Programmed Cell Death: Upon viral infection, infected cells can go through a programmed cell death (PCD). Apoptosis has been a primary PCD mechanism for the body to respond to viral infection by sacrificing infected cells. Autophagy is an innate immune pathway wherein invading pathogens are swept up and degraded by tiny “vacuum cleaners”. Pyroptosis and necroptosis are an inflammatory form of cell death characterized by massive leakage of cytosolic contents to magnify inflammatory response. These PCDs are important innate safeguard to induce inflammation and protect the organism against harmful viruses or tumor cells. Viruses, in turn, have evolved elaborate mechanisms to subvert these PCD processes. We study how the host initiates PCD and inflammatory responses upon viral infection and how the virus escapes host intracellular PCD-mediated innate immune controls to establish persistence and pathogenesis.
Traumatic brain injury (TBI) and neuro-inflammation: Tripartite motif 9 (TRIM9) E3 ligase is a brain-specific innateimmune effector to develop balanced host immune responses against brain injury and viral infection. Specifically, TRIM9 KO mice develops serious brain injury and encephalitis upon traumatic stress, stroke or West Nile virus (WNV) infection. Using mouse TBI models, we study blood brain barrier permeability, neuronal and astrocyte proliferation and death, NF-kB-mediated brain inflammation, and WNV infection-induced encephalitis.
Lung inflammation: Mast cell-expressed membrane protein 1 (MCEMP1) highly expresses on lung-resident mast cells, macrophages and neutrophils in several inflammatory conditions such as Chronic obstructive pulmonary disease (COPD), idiopathic pulmonary fibrosis (IPF), asthma, and smoking. As MCEMP1 plays a critical role in the activation of mast cells and macrophages for lung inflammation, our goal is to develop MCEMP1 as a therapeutic target to treat chronic pulmonary inflammation including COPD and IPF.
4. Vaccine Stabilization
Instability of vaccines often emerges as a key challenge during clinical development as well as commercial distribution.

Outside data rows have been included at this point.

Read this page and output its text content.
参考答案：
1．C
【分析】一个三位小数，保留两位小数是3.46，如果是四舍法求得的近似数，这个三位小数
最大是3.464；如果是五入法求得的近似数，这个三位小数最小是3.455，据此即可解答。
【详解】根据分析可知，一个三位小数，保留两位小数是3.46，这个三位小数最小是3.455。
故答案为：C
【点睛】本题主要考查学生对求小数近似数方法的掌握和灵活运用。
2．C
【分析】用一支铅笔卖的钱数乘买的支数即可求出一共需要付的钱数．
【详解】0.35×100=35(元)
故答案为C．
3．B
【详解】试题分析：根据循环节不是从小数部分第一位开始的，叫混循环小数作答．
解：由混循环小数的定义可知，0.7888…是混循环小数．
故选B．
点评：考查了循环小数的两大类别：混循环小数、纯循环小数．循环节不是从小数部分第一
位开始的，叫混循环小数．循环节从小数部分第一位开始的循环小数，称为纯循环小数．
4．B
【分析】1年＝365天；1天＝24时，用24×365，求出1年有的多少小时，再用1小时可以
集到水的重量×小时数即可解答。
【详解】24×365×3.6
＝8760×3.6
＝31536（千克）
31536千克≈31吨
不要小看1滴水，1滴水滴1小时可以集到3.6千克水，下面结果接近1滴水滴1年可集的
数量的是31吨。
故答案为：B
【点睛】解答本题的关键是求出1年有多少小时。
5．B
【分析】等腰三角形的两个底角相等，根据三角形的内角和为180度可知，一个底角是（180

To yield stable, efficacious vaccine dosage forms for human use, successful formulation strategies must address a combination of interrelated topic including stabilization of antigens, selection of appropriate adjuvants, and development of stability-indicating analytical methods. Our goal is to develop thermostable vaccines for distribution in developing countries without the need of a cold-chain transport. For instance, we successfully designed the inactivated polio vaccine (IPV) in the dry state with maintenance of the vaccine potency with ~96% recovery efficiency after the incubation at ambient temperature for 4 weeks and 100% vaccine capacity in animal models. We continuously expand this stabilization program to other vaccines, such as measles virus, that require cold-chain production and transport.